This post refers to the paper: W. Hartmann, A. Roy, L. Lamel, and J.-L. Gauvain, “Acoustic Unit Discovery and Pronunciation Generation from a Grapheme-Based Lexicon,” Proceedings of IEEE ASRU, pp. 380-385, 2013. (Preprint, postprint not yet available)
I also have a brief description of the general project on my website. We recently presented this work at the 2013 IEEE Workshop on Automatic Speech Recognition and Understanding. In general, the reception from the attendees was positive and encouraging. We were even selected to present a synopsis of our work at the end of the day devoted to Limited Resources.
Lately there has been a renewed interest in speech recognition for low-resource languages. In those cases, a hand-crafted dictionary may not exist. Furthermore, the phonetic inventory of the language may not be completely known. Instead of relying on a pre-existing lexicon, we only assume that we have acoustic data with some type of orthographic transcription. While the motivation for this work is low-resource languages, we hope to eventually apply this procedure to languages with expert-defined lexicons.
We first build a grapheme-based recognizer. For this study, we used English, where grapheme-based systems perform considerably worse than phone-based systems. Once a baseline grapheme-based system has been built, we discover acoustic units and generate pronunciations in two separate stages.

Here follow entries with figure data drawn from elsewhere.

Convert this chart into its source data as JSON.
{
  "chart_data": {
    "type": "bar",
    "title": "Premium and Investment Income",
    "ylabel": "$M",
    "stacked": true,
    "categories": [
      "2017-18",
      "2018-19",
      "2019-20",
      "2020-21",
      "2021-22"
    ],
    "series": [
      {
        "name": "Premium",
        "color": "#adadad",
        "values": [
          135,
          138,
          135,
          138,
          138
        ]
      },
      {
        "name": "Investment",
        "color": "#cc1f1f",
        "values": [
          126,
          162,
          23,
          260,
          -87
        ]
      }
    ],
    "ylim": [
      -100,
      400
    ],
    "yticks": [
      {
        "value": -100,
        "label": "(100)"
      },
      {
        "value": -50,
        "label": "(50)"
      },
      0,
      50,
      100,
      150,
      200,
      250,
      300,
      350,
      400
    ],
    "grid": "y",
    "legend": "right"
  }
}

Acoustic units are generated by clustering the grapheme-based, context-dependent HMMs. Other work has performed a similar clustering, but on the individual states. By clustering the actual HMMs, we can obtain units more similar to phones. Though the number of clusters—or acoustic units—must be predefined, we found improved performance for a large range of total units.
Since each context-dependent HMM is assigned to a single cluster, we can map the original pronunciations to the new acoustic units. Each pronunciation will still use the same number of units as with the grapheme-based pronunciation. A new system can now be built from this new lexicon. We show a significant improvement in WER from using the discovered acoustic units.
While the new acoustic units improve performance, we believed the pronunciations did not make optimal use of the acoustic units. In a second stage, we transform the mapped pronunciations to further improve results. We take a statistical machine translation (SMT)-based approach. This is similar to previous work in building grapheme-to-phoneme (G2P) systems. The main difference is we are learning a transformation between two identical unit sets—a G2G system.
The first step is to generate data to train the SMT-based system. This is accomplished by decoding the training data to generate a set of pronunciation hypotheses for each word. A phrase translation table is trained using the pronunciation hypotheses. The original pronunciations can be transformed by applying the learned phrase translation table. Unfortunately, this actually decreased performance in our experiments.
We found the set of pronunciation hypotheses to be very noisy, resulting in a phrase table containing many rules that lead to an increase in WER. Our solution was to rescore every rule. After applying each rule individually, we measured the change in likelihood on the training set. This change in likelihood became the new score for each rule. By pruning the phrase table of low scoring rules, we significantly improved the final pronunciations.
We proposed a method for acoustic unit discovery and a method for pronunciation generation that both improve WER individually, but produce even greater gains when combined. We are currently working on applying these techniques to low resource languages.